I truly believe reproduction is going to be one of the most important political issues of the next century. You only have to look at abortion being discussed back and forth, to realize that women's reproductive rights are far from being a settled issue.

Spar's "The Baby Business" is fascinating stuff even for those, like me, who are severely impaired when it comes to economics. The author is a professor at Harvard, but the book keeps away from pie charts and complicated theories.

There are however, many facts that everyone can understand: 12 thousand dollars per round of IVF (usually amounts to 60-100 thousand dollars before the couple gives birth); 4500 dollars for an egg (on average, since it can go much higher than that); 300 for sperm; and, on average, 25 thousand dollars for an international adoption.

These numbers relate to the american market, and there are some countries who provide assisted reproduction as part of the national health program. Still, it is staggering.

The aim of Spar's book is to show clearly that reproduction is a business, and for many clinics, pharmaceutical companies and adoption agencies it is a very big business. Prospective parents don't of course, view themselves as consumers, anymore than society considers babies a product, and yet, there is no doubt that infertility, or the need for a child, created a market, and a fast growing one, at that.

And where there is demand...

Western society has been consistently looking the other way while the reproduction business regulates itself in the absence of legislation, and the result, for now, is a society where the wealthy can use every kind of technology to have babies (and when that fails, adopt one), while poor women are unable to control their own reproduction.

Spar makes a strong case regarding the economy, and resolutely keeps away from the ethics. What she wants is a political eye and hand involved in this (especially in the U.S.A.) un-regulated market.

But there is much in "The Baby Business" that will have the reader keeping his/her own moral score - it is impossible not to.

I was especially surprised at finding out that in America, black women of modest means, are often employed as surrogates for white couples. The reason? The different ethnicity of the baby, would make it harder for the surrogate to establish her rights in regard to the child in court.

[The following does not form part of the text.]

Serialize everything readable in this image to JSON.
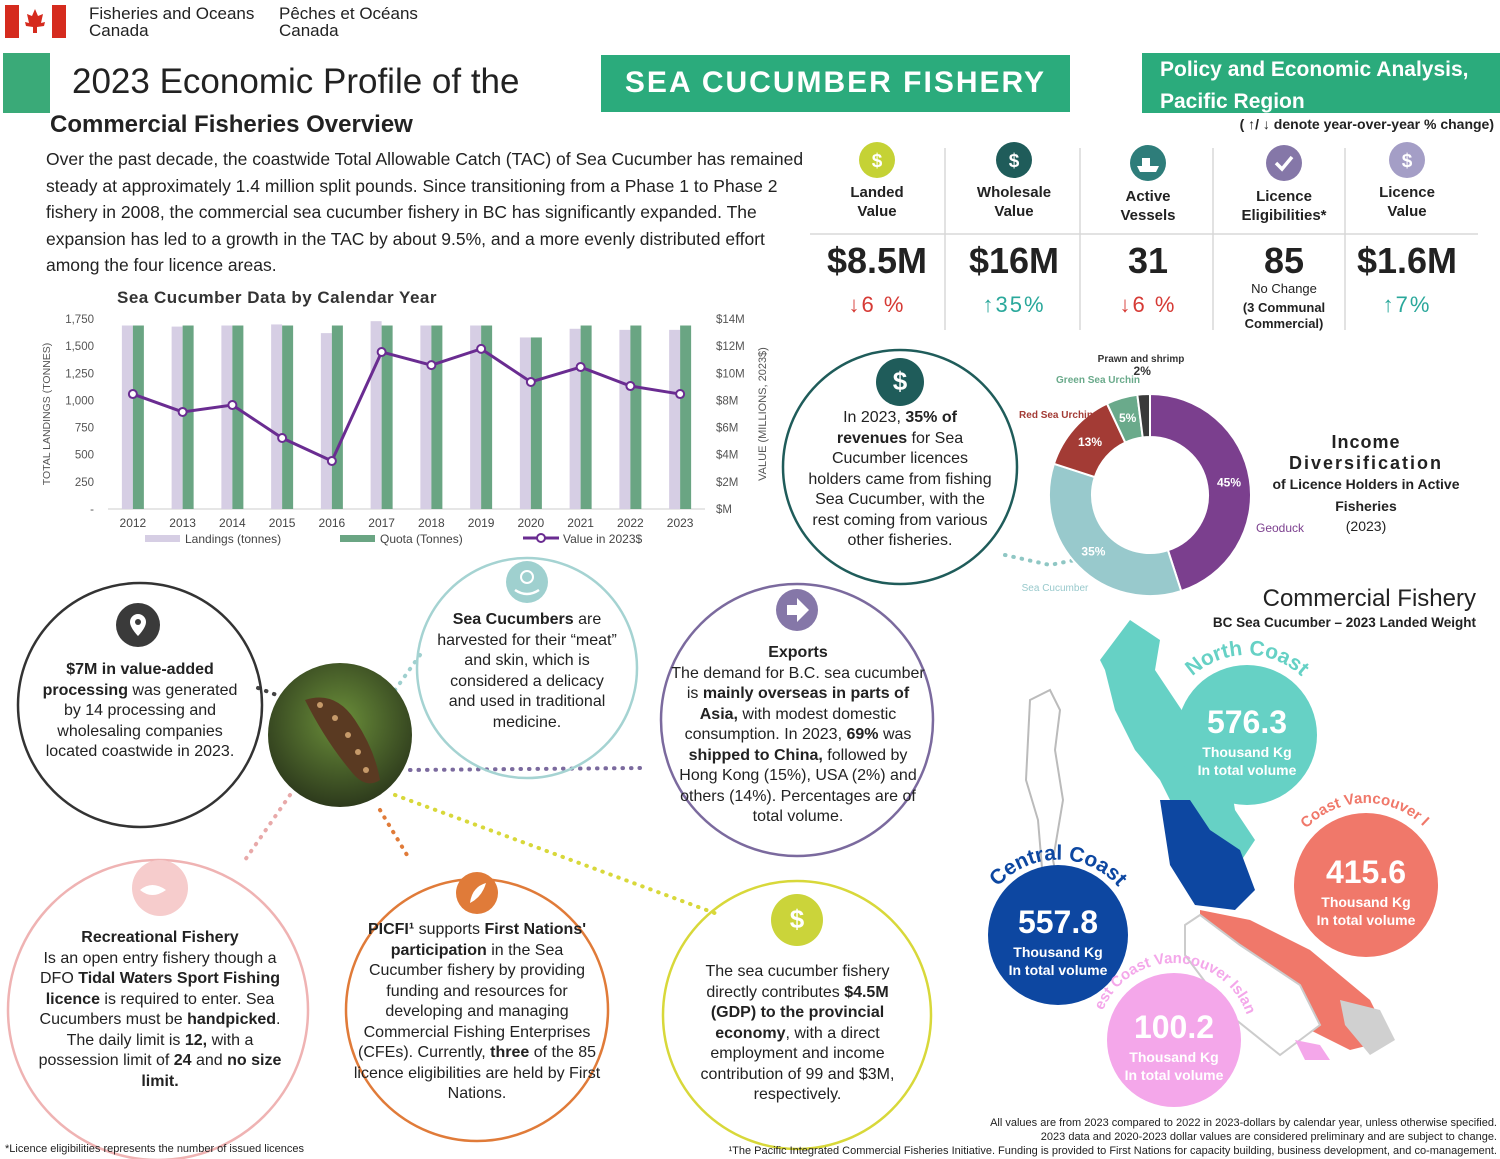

International adoption is an even harder subject to tackle, but one that I suspect will come under harder political scrutiny faster than IVF or other "technological" reproduction techniques. For how can we be sure that the mothers of these babies where not put under pressure to give them up for adoption (in Guatemala (2) the subject has already been raised)? If they are indeed orphans in need of good homes why do the prospective parents pay 25 thousand dollars? Who receives this money? Can we be sure we are not creating a market that will try its hardest to survive, and even thrive?

Are we creating a society where the poor will be reproductive machines for the rich: egg and sperm donors, surrogate wombs, biological parents? Where only the wealthy will be able to benefit from genetic advances that can predict which life-threatening diseases (and even physical traits)a certain embryo possesses?

Debora Spar does not provide answers to these moral questions but does, rightly, insist that we are keeping from looking to closely at "The Baby Business" at our own peril.

1 comment:

Anonymous said...

I donated eggs in 1996 while working as an RN. I was 25 years old. I ended up with severe ovarian hyperstimulation syndrome, hospitalized for 8 days, and had 5 surgeries to fix the damage, including a total hysterectomy. I had pelvic pain for years and missed months of work. It was not worth the money I received! Women, please be careful.